Repost from McClatchyDC
Held up in court for a year, Maryland oil train reports outdated
By Curtis Tate, September 12, 2015HIGHLIGHTS
• McClatchy received reports it asked for in 2014
• Documents contained data previously revealed
• Economics of crude by rail have shifted since
After more than a year, McClatchy finally got the oil train reports it had requested from Maryland.
And they were badly out of date.
Last year, McClatchy filed open-records requests in about 30 states for the documents, and was the first news organization to do so in Maryland, in June 2014.
Maryland was poised to release the records in July 2014, when two railroads, CSX and Norfolk Southern, sued the state Department of the Environment to block the disclosure.
Finally last month, a state judge ruled in the favor of the release, marking the first time a court had affirmed what many other states had already done without getting sued.

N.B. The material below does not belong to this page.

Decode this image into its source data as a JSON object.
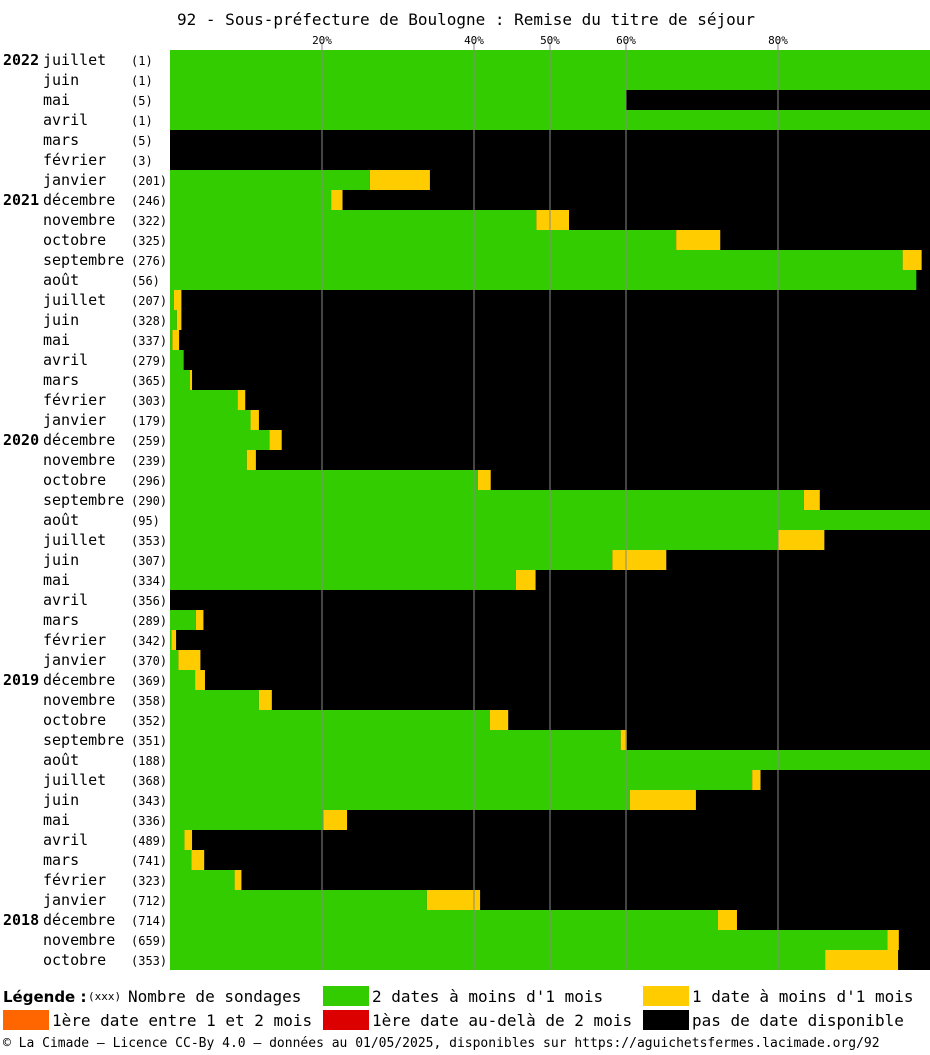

The documents McClatchy and other news organizations ultimately received were dated June 2014, not long after the U.S. Department of Transportation began requiring the railroads to notify state officials of shipments of 1 million gallons or more of Bakken crude oil.
After more than a year, however, the economics of shipping crude by rail had changed substantially.
Amid a slump in oil prices, refineries once receiving multiple trainloads of North American crude oil every day have switched, at least temporarily, to waterborne foreign imports.
The trend is reflected from the East Coast to the West Coast, where long strings of surplus tank cars have been parked on lightly used rail lines, generating rental income for small railroads but also the ire of nearby residents.
The documents released in Maryland show that in June 2014, Norfolk Southern was moving as many as 16 oil trains a week through Cecil County on its way to a refinery in Delaware.
But McClatchy has known that since August 2014, when it received a response to a Freedom of Information Act request from Amtrak.
The Delaware News Journal reported that the PBF Refinery in Delaware City, Del., now receives only about 40,000 barrels a day of crude by rail. That’s about 56 loaded tank cars, or half a unit train, nowhere close to the volume of mid-2014.
The June 2014 Maryland documents also show that CSX was moving as many as five oil trains a week on a route from western Maryland through downtown Baltimore toward refineries in Philadelphia.
But that had been clear since at least October 2014, when the Pennsylvania Emergency Management Agency released its oil train reports showing an identical number of CSX trains crossing from western Pennsylvania into Maryland, then back into southeast Pennsylvania.
CSX told the Baltimore Sun that it had not regularly moved a loaded oil train through Baltimore since the third quarter of 2014. The company had earlier told the newspaper that it moved empty oil trains through the city and state.
Federal regulators never required railroads to report empty oil train movements.
The vast majority of loaded CSX oil trains move to Philadelphia via Cleveland, Buffalo, Albany, N.Y., and northern New Jersey, according to records from Ohio, Pennsylvania and New York.